An article by Greg Jericho in “The Guardian” raised some interesting points about denialists and those who support that climate change is happening and Global warming is going to have very serious impacts. Even BHP is getting on board that we need to change from burning CO2 in the way we currently are or we may face impacts such that “The planet will survive. Many species may not”. The last few sentences of the article may find approval with many:
"But OK, here’s both sides of the debate – for well over 40 years scientists have been researching and testing evidence that climate change is occurring due to CO2 emissions. They have found conclusive evidence that there is a link and that on the current path by 2100 global temperatures will likely reach 3C above pre-industrial levels.
The other side is that they have kept researching and testing the data, and sorry, they were wrong – it’s even worse than they thought."

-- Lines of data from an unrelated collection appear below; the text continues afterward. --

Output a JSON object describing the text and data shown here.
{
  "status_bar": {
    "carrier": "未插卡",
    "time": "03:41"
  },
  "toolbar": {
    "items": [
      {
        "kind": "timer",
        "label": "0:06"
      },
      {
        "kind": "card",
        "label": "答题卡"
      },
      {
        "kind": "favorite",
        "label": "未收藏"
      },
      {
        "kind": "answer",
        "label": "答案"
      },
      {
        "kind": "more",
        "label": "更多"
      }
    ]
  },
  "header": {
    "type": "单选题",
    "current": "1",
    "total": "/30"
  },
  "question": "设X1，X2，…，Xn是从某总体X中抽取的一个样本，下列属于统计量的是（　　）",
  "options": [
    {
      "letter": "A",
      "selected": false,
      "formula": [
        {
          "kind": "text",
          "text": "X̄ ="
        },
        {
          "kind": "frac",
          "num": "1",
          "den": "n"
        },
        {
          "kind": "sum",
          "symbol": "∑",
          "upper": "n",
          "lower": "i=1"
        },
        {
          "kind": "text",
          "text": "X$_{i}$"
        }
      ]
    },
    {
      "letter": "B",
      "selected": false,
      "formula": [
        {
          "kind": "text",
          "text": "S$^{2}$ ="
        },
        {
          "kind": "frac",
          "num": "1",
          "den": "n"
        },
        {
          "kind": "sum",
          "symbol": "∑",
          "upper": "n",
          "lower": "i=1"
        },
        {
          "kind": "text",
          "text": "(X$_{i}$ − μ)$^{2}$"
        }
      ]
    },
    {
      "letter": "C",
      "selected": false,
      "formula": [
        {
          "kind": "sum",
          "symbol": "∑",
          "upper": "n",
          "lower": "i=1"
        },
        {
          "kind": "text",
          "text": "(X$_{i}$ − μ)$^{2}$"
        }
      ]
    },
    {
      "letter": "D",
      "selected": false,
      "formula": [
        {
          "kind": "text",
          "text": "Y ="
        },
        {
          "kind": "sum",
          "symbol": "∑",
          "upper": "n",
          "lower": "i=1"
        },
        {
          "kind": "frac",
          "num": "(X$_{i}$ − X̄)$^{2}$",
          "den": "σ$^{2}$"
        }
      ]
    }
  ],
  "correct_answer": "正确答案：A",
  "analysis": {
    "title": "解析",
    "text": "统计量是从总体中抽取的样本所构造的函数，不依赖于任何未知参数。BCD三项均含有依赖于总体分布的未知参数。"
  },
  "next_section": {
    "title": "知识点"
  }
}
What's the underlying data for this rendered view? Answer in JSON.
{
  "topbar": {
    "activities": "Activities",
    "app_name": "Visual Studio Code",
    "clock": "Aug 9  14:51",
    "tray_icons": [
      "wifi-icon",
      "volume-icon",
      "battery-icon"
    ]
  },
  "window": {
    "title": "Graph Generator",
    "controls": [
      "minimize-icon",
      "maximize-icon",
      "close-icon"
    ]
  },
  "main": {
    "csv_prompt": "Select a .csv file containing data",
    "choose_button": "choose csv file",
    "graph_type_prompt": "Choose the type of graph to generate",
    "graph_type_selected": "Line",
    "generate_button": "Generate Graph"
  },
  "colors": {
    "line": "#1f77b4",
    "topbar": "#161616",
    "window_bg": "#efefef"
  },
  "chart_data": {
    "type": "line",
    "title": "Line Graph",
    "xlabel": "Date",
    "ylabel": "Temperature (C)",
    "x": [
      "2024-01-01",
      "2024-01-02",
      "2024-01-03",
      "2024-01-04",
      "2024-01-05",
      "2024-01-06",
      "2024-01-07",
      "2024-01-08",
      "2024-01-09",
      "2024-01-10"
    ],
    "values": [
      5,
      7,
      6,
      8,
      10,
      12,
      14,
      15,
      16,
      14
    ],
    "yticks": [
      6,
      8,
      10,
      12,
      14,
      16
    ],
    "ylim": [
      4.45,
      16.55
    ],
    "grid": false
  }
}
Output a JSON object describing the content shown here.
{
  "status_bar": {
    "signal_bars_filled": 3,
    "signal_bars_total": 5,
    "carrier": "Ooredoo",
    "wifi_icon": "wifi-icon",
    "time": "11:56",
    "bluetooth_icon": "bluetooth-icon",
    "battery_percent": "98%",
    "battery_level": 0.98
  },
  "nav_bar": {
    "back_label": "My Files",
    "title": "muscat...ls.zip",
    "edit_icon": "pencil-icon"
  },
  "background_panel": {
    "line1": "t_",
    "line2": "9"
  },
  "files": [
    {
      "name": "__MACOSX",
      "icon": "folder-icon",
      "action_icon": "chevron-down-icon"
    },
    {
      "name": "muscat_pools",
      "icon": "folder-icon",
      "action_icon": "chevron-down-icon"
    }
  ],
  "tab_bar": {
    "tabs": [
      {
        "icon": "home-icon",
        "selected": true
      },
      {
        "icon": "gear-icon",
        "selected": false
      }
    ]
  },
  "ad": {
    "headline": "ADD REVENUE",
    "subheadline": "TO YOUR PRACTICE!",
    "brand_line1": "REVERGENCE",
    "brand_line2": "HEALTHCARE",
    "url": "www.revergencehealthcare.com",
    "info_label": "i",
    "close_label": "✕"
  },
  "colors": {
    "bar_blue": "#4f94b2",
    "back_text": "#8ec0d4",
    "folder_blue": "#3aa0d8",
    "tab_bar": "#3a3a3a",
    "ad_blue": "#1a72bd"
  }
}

If we get to 1.5°C warmer globally there will be impacts that are bad, if we get to 2°C above we are headed to a whole lot more misery. From the Summary for policy makers for the currently draft IPCC report
“If emissions continue at their present rate, human-inducedwarming will exceed 1.5°C by around 2040 (high confidence)”,
“If all anthropogenic emissions (including greenhouse gases, aerosols and their precursors) were reduced to zero immediately [my highlight], it is likely that any further warming would be less than 0.5°C over the next two to three decades (high confidence), and likely less than 0.5°C on a century time scale (medium confidence)”,
& a warning of effect for us “On land, risks of climate-induced impacts on biodiversity and ecosystems, including species loss and extinction, are substantially less at 1.5°C global warming than at 2°C. Limiting global warming to 1.5°C has large benefits for terrestrial and wetland ecosystems and for the preservation of their services (high confidence). Temperature overshoot, if much higher than 1.5°C (eg. Close to 2°C), could have irreversible impacts on some species, ecosystems and their ecological functions and services to humans, even if global warming eventually stabilizes at 1.5°C by 2100 (high confidence)”.